Adobe makes me cry with Acrobat 9 release

Just days after I decided to upgrade my version of Adobe Acrobat 7 Standard to Adobe Acrobat 8 Pro (for all the cool functionality that is so well suited for legal practice), Adobe has announced Acrobat 9! I wasn’t a big fan of Adobe Acrobat 7 back when I had my PowerBook (it was slow and unstable) and started using it again when I bought my ScanSnap.

It wasn’t until I upgraded to version 8 Pro that I really began to enjoy using it. While version 7 runs through Rosetta on a Mac and can be pretty slow, version 8 runs natively on the Mac and is really rally fast. OCR’ing used to take ages and I can now OCR a decent length document in a fraction of the time. I haven’t even begun to explore the many other tools in Acrobat that will enhance my legal document workflows.

Anyway, I noticed a post on the Acrobat for Legal Professionals blog that Adobe has announced Acrobat 9 in 3 flavours: Standard, Pro and the new Extended versions. Just reading initial impressions stimulated mild nausea:

One thing that blew me away is that Acrobat 9 is F-A-S-T! It launches in one-third the time of previous versions and generally feels a lot snappier in use.

All versions of Acrobat can now play Flash content natively. You can embed Flash movies (SWF and FLV) files and play them right in Acrobat. That means you can embed deposition and audio interviews and know that the recipient can play them with confidence.

box_acrobat_9_pro_112x112.jpgThe interface looks pretty similar to Acrobat 8 but some of the functionality is very very cool. I really like the improved document comparison feature, PDF Portfolios (a much easier way to handle a variety of documents compared to a workflow involving converting them all to PDF and combining them) and even the improved OCR process. A big attraction for me is Bates numbering because it saves me the hassle of manually numbering documents used in court processes. This feature is available in Acrobat 8 Pro and I haven’t tried it out yet. I do like the way version 9 does it and hope that my version does something similar.

The better Acrobat is the more effective I can be in managing my documents, especially considering that I am slowly moving to a paperless, PDF based document management system in my offices. Acrobat 9 could well represent a new level of efficiency even though I am yet to use Acrobat 8 Pro fully. I noticed that the upgrade cost to Acrobat 9 Pro will be around $159 and $229 to Acrobat 9 Pro Extended. That is not cheap especially after I just spent $189 to upgrade to Acrobat 8 Pro. To an extent I feel like a bit of an ass because if I had waited a week I wouldn’t have upgraded to Acrobat 8 Pro and I would rather have upgraded to Acrobat 9 Pro (or perhaps even the Extended version although I don’t know what the benefits of that would be).

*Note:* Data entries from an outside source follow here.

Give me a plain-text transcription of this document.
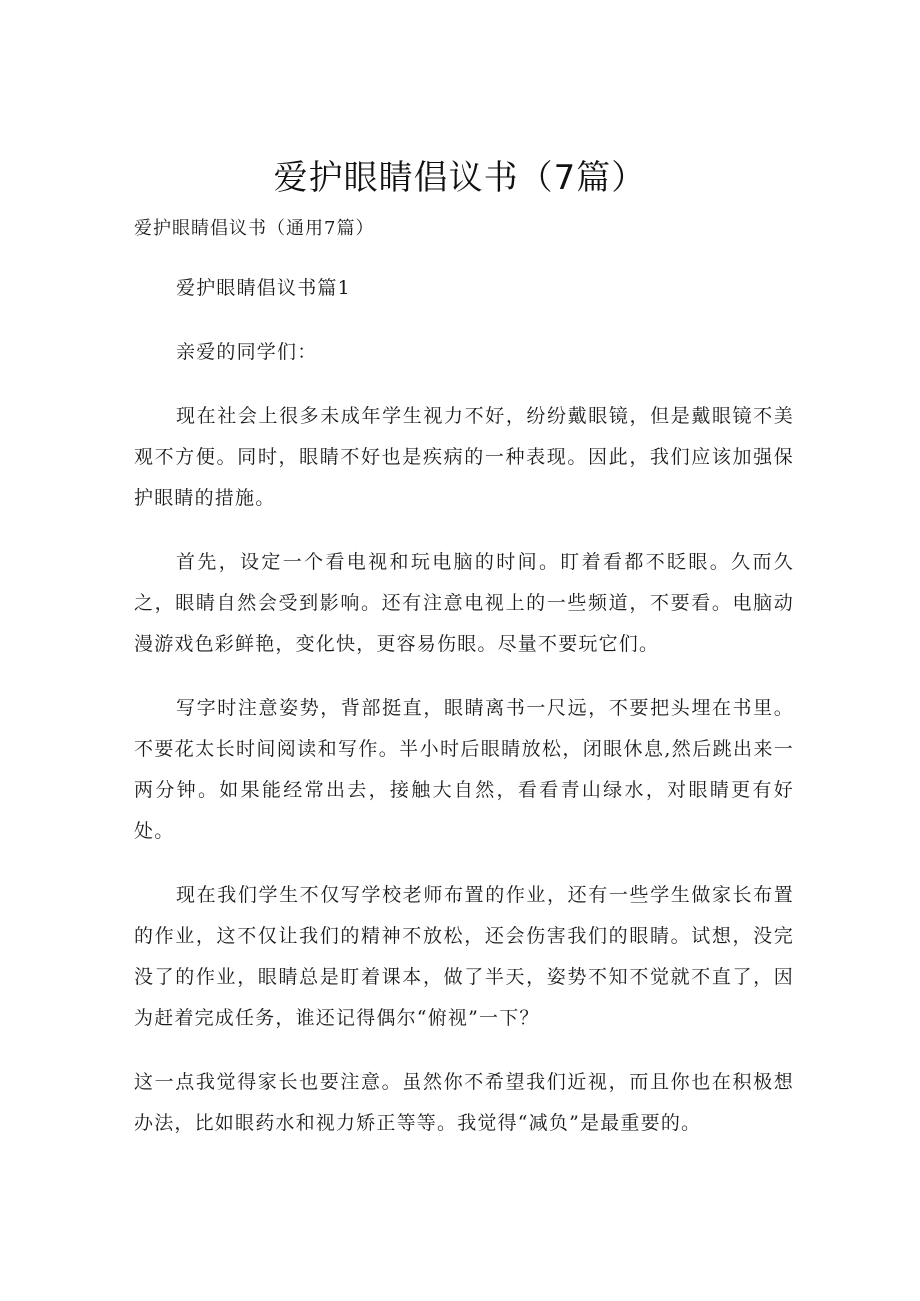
爱护眼睛倡议书（7篇）

爱护眼睛倡议书（通用7篇）

爱护眼睛倡议书篇1

亲爱的同学们：

现在社会上很多未成年学生视力不好，纷纷戴眼镜，但是戴眼镜不美观不方便。同时，眼睛不好也是疾病的一种表现。因此，我们应该加强保护眼睛的措施。

首先，设定一个看电视和玩电脑的时间。盯着看都不眨眼。久而久之，眼睛自然会受到影响。还有注意电视上的一些频道，不要看。电脑动漫游戏色彩鲜艳，变化快，更容易伤眼。尽量不要玩它们。

写字时注意姿势，背部挺直，眼睛离书一尺远，不要把头埋在书里。不要花太长时间阅读和写作。半小时后眼睛放松，闭眼休息,然后跳出来一两分钟。如果能经常出去，接触大自然，看看青山绿水，对眼睛更有好处。

现在我们学生不仅写学校老师布置的作业，还有一些学生做家长布置的作业，这不仅让我们的精神不放松，还会伤害我们的眼睛。试想，没完没了的作业，眼睛总是盯着课本，做了半天，姿势不知不觉就不直了，因为赶着完成任务，谁还记得偶尔“俯视”一下？

这一点我觉得家长也要注意。虽然你不希望我们近视，而且你也在积极想办法，比如眼药水和视力矫正等等。我觉得“减负”是最重要的。
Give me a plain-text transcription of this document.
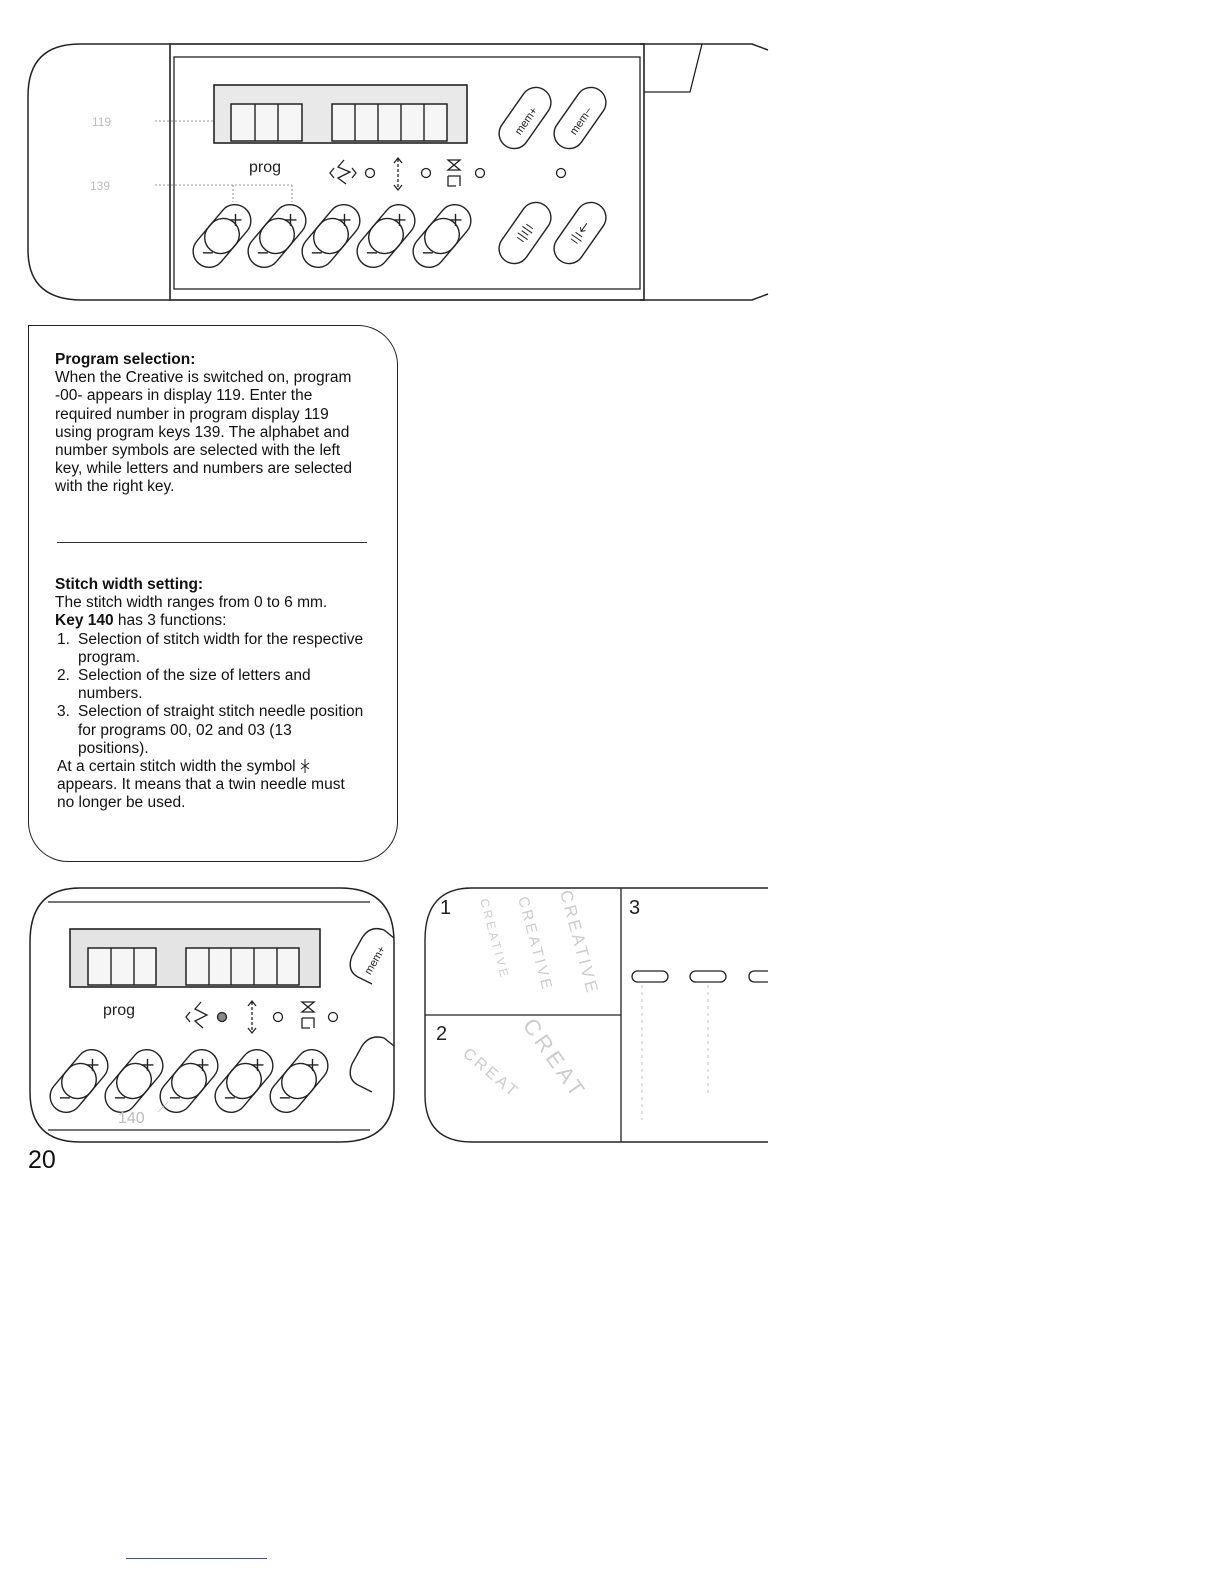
119
139
prog
mem+ mem−

Program selection:
When the Creative is switched on, program -00- appears in display 119. Enter the required number in program display 119 using program keys 139. The alphabet and number symbols are selected with the left key, while letters and numbers are selected with the right key.

Stitch width setting:
The stitch width ranges from 0 to 6 mm.
Key 140 has 3 functions:
1. Selection of stitch width for the respective program.
2. Selection of the size of letters and numbers.
3. Selection of straight stitch needle position for programs 00, 02 and 03 (13 positions).
At a certain stitch width the symbol  appears. It means that a twin needle must no longer be used.
prog
mem+
140
1
2
3
CREATIVE CREATIVE CREATIVE
CREAT
CREAT
20
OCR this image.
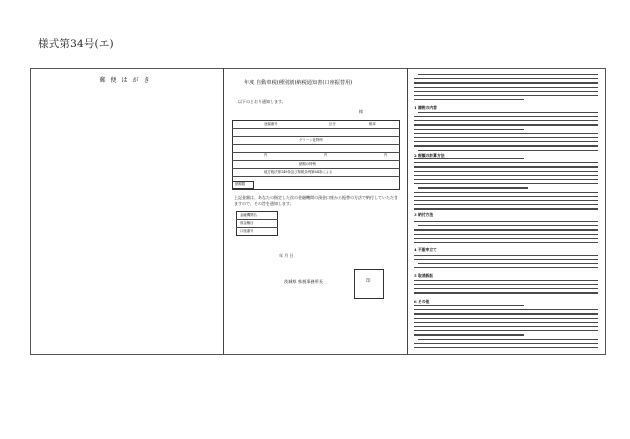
様式第34号(エ)
郵便はがき	年度 自動車税(種別割)納税通知書(口座振替用)
様
以下のとおり通知します。
登録番号	区分	税率
グリーン化特例
円	円	円
納期の特例
地方税法第149条及び県税条例第64条による
納期限
上記金額は、あなたの指定した次の金融機関の預金口座から振替の方法で納付していただきますので、その旨を通知します。
金融機関名
預金種目
口座番号
年 月 日
茨城県 県税事務所長	印
1 課税の内容
2 税額の計算方法
3 納付方法
4 不服申立て
5 取消訴訟
6 その他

It would be great if Adobe had a similar upgrade policy to Apple’s when there is a new OS. When I bought my first MacBook last year I bought it just as Leopard was released and because I bought it within a certain time period around Leopard’s release, the update from Tiger (which the MacBook shipped with) to Leopard cost me the cost of shipping a DVD to me. I don’t think Adobe has anything like that available. It would be nice if it did though …

By the way. When I first started using Acrobat 8 Pro it had a startup screen which presented me with a couple options like creating a new PDF and a couple other items. I dismissed that panel and can’t work out how to get it back. Anyone have any ideas?